Samizdat

termine che indica l'attività di diffusione clandestina di scritti illegali riprodotti a mano, poiché censurati dalle autorità o in qualche modo ostili al regime sovietico
«E non aspettavamo una vittoria, non ci poteva essere la minima speranza di vittoria. Ma ognuno voleva avere il diritto di dire ai propri figli: "Io ho fatto tutto quello che ho potuto".»

Samizdat (самиздат; pron.: [səmʲɪz'dɑt]) in russo significa "edito in proprio" (da сам, sam, "da sé", e издать, izdat', "pubblicare"), e indica un fenomeno sociale, culturale e politico spontaneo che esplose in Unione Sovietica e nei paesi sotto la sua occupazione (Cecoslovacchia, Polonia, ecc.) tra la fine degli anni cinquanta e i primi anni sessanta.
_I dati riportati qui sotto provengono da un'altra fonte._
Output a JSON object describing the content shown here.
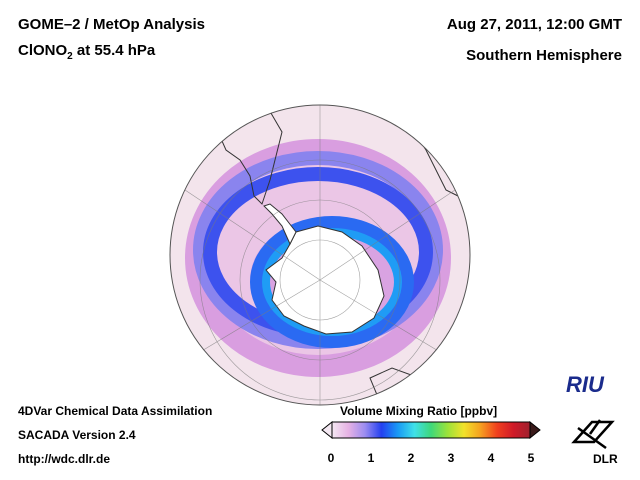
{
  "header": {
    "title": "GOME–2 / MetOp Analysis",
    "species_prefix": "ClONO",
    "species_sub": "2",
    "species_suffix": " at 55.4 hPa",
    "datetime": "Aug 27, 2011, 12:00 GMT",
    "region": "Southern Hemisphere"
  },
  "footer": {
    "system": "4DVar Chemical Data Assimilation",
    "version": "SACADA Version 2.4",
    "url": "http://wdc.dlr.de"
  },
  "colorbar": {
    "title": "Volume Mixing Ratio [ppbv]",
    "ticks": [
      "0",
      "1",
      "2",
      "3",
      "4",
      "5"
    ],
    "colors": [
      "#f4e8f2",
      "#e6b2e4",
      "#9b8cf0",
      "#2340f0",
      "#1a9af5",
      "#3fe0e8",
      "#3ed87a",
      "#9be23a",
      "#f2e22a",
      "#f5a020",
      "#f0401e",
      "#d01a28",
      "#a0202e"
    ]
  },
  "logos": {
    "riu": "RIU",
    "dlr": "DLR"
  },
  "colors": {
    "background_field": "#f0dde8",
    "low_ring": "#e6b2e4",
    "mid_ring": "#5a6cf0",
    "high_ring": "#1f8af5",
    "antarctica": "#ffffff"
  }
}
Viene usato in senso analogo per indicare tutte le produzioni giornalistiche e letterarie costrette alla clandestinità a causa di un regime di censura governativo.

Descrizione

Il samizdat consisteva nella diffusione clandestina di scritti illegali, poiché censurati dalle autorità, ritenuti propagatori di "odio" o in qualche modo ostili al regime sovietico[1]. In tale periodo, quello che era un fenomeno spontaneo e irregolare fece un salto qualitativo e divenne una sorta di canale di distribuzione alternativo[2]. Fu il principale "strumento" (e quasi l'unico) che il nascente dissenso sovietico si diede per poter vivere e comunicare, al punto che talvolta è identificato con esso. Alla fine degli anni cinquanta l'uso di riprodurre in proprio i testi e di diffonderli assunse una consapevolezza precisa e si diffuse a macchia d'olio. I poeti e gli scrittori del samizdat furono talora processati, incarcerati, messi in ospedali psichiatrici e lager, puniti, espulsi, uccisi, perdendo lavoro e posizione sociale.

Il samizdat sovietico è stato un fenomeno unico nel suo genere. Riprodurre in proprio (a mano o con la macchina per scrivere, di rado col ciclostile) dei testi che la censura di stato non avrebbe mai fatto passare non era un'attività che riguardasse solo la letteratura, anzi; in esso confluirono all'inizio documenti di ogni genere, materiali segreti, proteste e appelli, versi, romanzi, saggi filosofici[3]. Ad esempio il 20% circa dei testi dell'Arkhiv Samizdata, la più grande raccolta di testi del samizdat, è di argomento religioso, prevalentemente scritto da autori cristiani (ortodossi, cattolici, riformati) e in misura minore buddisti, ma non islamici, cosa strana vista l'alta percentuale di fedeli a questa religione nell'Unione Sovietica[4].

Tecniche

Tutte le macchine da scrivere i dispositivi di stampa prodotti in Unione Sovietica erano registrati ufficialmente, con i loro campioni tipografici presi direttamente dalla fabbrica e conservati in un archivio dello stato. Avendo ogni macchina da scrivere dei minuscoli segni di riconoscimento, quasi come le impronte digitali, era possibile per gli investigatori del KGB riconoscere da quale dispositivo era stato scritto o stampato il testo e risalire al suo autore. Comunque certe macchine da scrivere con i caratteri cirillici prodotte in Germania Est e in altri paesi dell'est Europa, soprattutto l'Erika, comprate da cittadini sovietici durante viaggi nei vicini paesi socialisti, eludevano la procedura della schedatura dei campioni e quindi erano più difficilmente tracciabili. Le macchine da scrivere prodotte nei paesi dell'ovest venivano comprate all'estero e portate o contrabbandate in Unione Sovietica, erano usate per scrivere testi in cirillico con caratteri latini. La parte esterna dei libri approvati era usata per nascondere i testi proibiti al suo interno.

Note

  1. ^ (EN) Ann Komaromi, The Material Existence of Soviet Samizdat, su jstor.org, autunno 2004, 597–618. URL consultato il 21 maggio 2015.
  2. ^ (RU) Storia del movimento di dissenso dell'Unione sovietica. La nascita del samizdat di Ludmila Alekseyeva. Vilnius, 1992
  3. ^ (EN) Joo, Hyung-min, Voices of Freedom: Samizdat, su jstor.org, Europe-Asia Studies, giugno 2004, 571–594. URL consultato il 21 maggio 2015.
  4. ^ Joo, Voices of Freedom: Samizdat, pag. 574.